Would be happy to clarify my points if needed.
(1) Easy vs simple: mandatory link

Keeping a snapshot of the most current version of each aggregate in an event store

We're currently using an SQL-backed Event Store (the typical 2-table implementation) and some people in the team are afraid that even though we're using the Event Store only for writes, things may get a bit slower, so a suggestion was put in place to instead of adding snapshots here and there, to actually maintain a fully-consistent (with the event streams) snapshot of each aggregate in its most recent state (in JSON format). All the querying on the system will end up being done on the read-side, with a typical SQL database that is updated in an eventual consistency fashion from the ES (write) side.
Having such a system in place would allow us to enjoy the benefits of having an Event Store while simultaneously removing any possible performance issues altogether. We are currently not making use of any "time-travelling" feature, although sooner of later that will end up being the case.
Is this a good approach? There's something in it leaving my uncomfortable. For instance, if we need some sort of time-travelling feature, not having snapshots here and there in each aggregate's event-stream will prove a performance disaster. Of course we could have both a most-current-snapshot per aggregate instance and also snapshots throughout the event-streams.

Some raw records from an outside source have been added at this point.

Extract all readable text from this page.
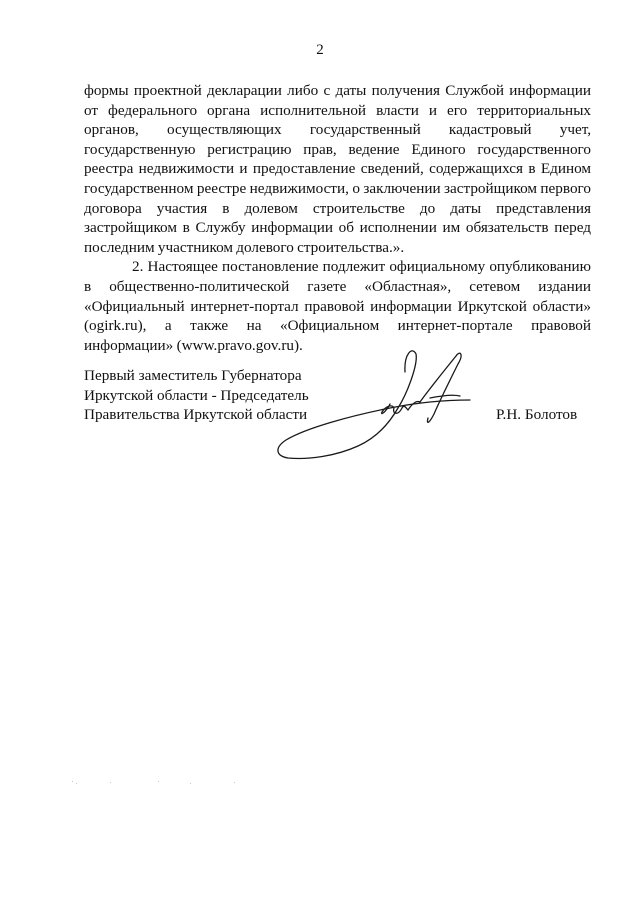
2

формы проектной декларации либо с даты получения Службой информации от федерального органа исполнительной власти и его территориальных органов, осуществляющих государственный кадастровый учет, государственную регистрацию прав, ведение Единого государственного реестра недвижимости и предоставление сведений, содержащихся в Едином государственном реестре недвижимости, о заключении застройщиком первого договора участия в долевом строительстве до даты представления застройщиком в Службу информации об исполнении им обязательств перед последним участником долевого строительства.».

2. Настоящее постановление подлежит официальному опубликованию в общественно-политической газете «Областная», сетевом издании «Официальный интернет-портал правовой информации Иркутской области» (ogirk.ru), а также на «Официальном интернет-портале правовой информации» (www.pravo.gov.ru).

Первый заместитель Губернатора
Иркутской области - Председатель
Правительства Иркутской области	Р.Н. Болотов
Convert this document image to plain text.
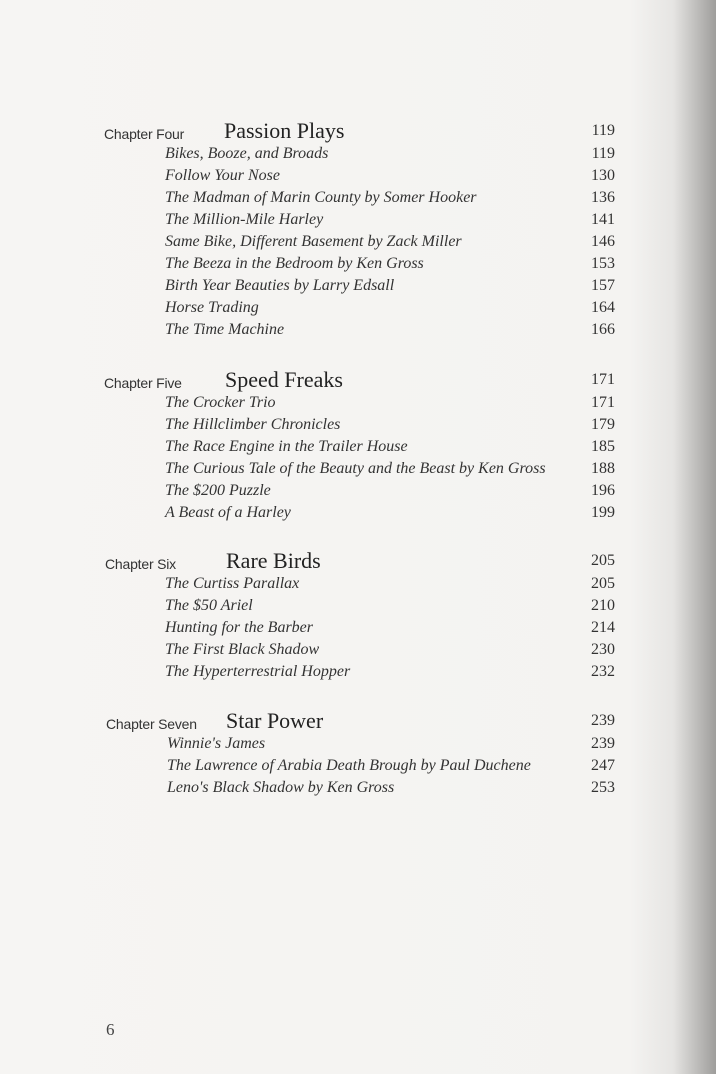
Chapter Four Passion Plays	119
Bikes, Booze, and Broads	119
Follow Your Nose	130
The Madman of Marin County by Somer Hooker	136
The Million-Mile Harley	141
Same Bike, Different Basement by Zack Miller	146
The Beeza in the Bedroom by Ken Gross	153
Birth Year Beauties by Larry Edsall	157
Horse Trading	164
The Time Machine	166
Chapter Five Speed Freaks	171
The Crocker Trio	171
The Hillclimber Chronicles	179
The Race Engine in the Trailer House	185
The Curious Tale of the Beauty and the Beast by Ken Gross	188
The $200 Puzzle	196
A Beast of a Harley	199
Chapter Six Rare Birds	205
The Curtiss Parallax	205
The $50 Ariel	210
Hunting for the Barber	214
The First Black Shadow	230
The Hyperterrestrial Hopper	232
Chapter Seven Star Power	239
Winnie's James	239
The Lawrence of Arabia Death Brough by Paul Duchene	247
Leno's Black Shadow by Ken Gross	253
6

In case we decide to go down this route, should we make the snapshot update for a given aggregate transactional to the events updates on that same aggregate, or should we just update the events and in an eventually-consistent manner update the snapshot?
What are the downsides of this approach? Has anyone tried something of the kind?
You should probably run your own benchmarks before adding unnecessary complexity to your system. We have noticed some performance problems when thousands of events need to be queried and applied to rebuild an aggregate from the event stream, where JSON to object deserialization was the biggest performance bottleneck. If each of your aggregates has only few events (say, < 100) you probably won't notice any significant differences in practice.
Most event stores record snapshots every n events/commits, say every 50-100 events, and on assembly query the latest snapshots and apply the missing events since the last snapshot. If you also keep all old snapshots in your snapshot database, the time traveling feature will be as fast as a usual query, and you'll only need slightly more persistence space, which is cheap nowadays.
The snapshots should always be written out of the original transaction (and can be generated in another thread), since it's non-crucial if the last snapshot is missing, but you want to don't want your business transaction to fail due to errors in the snapshot write transaction.
Depending on your usual system uptime and data size, it might make sense to held snapshots in memory or a distributed cache/graid or in another database (non-SQL).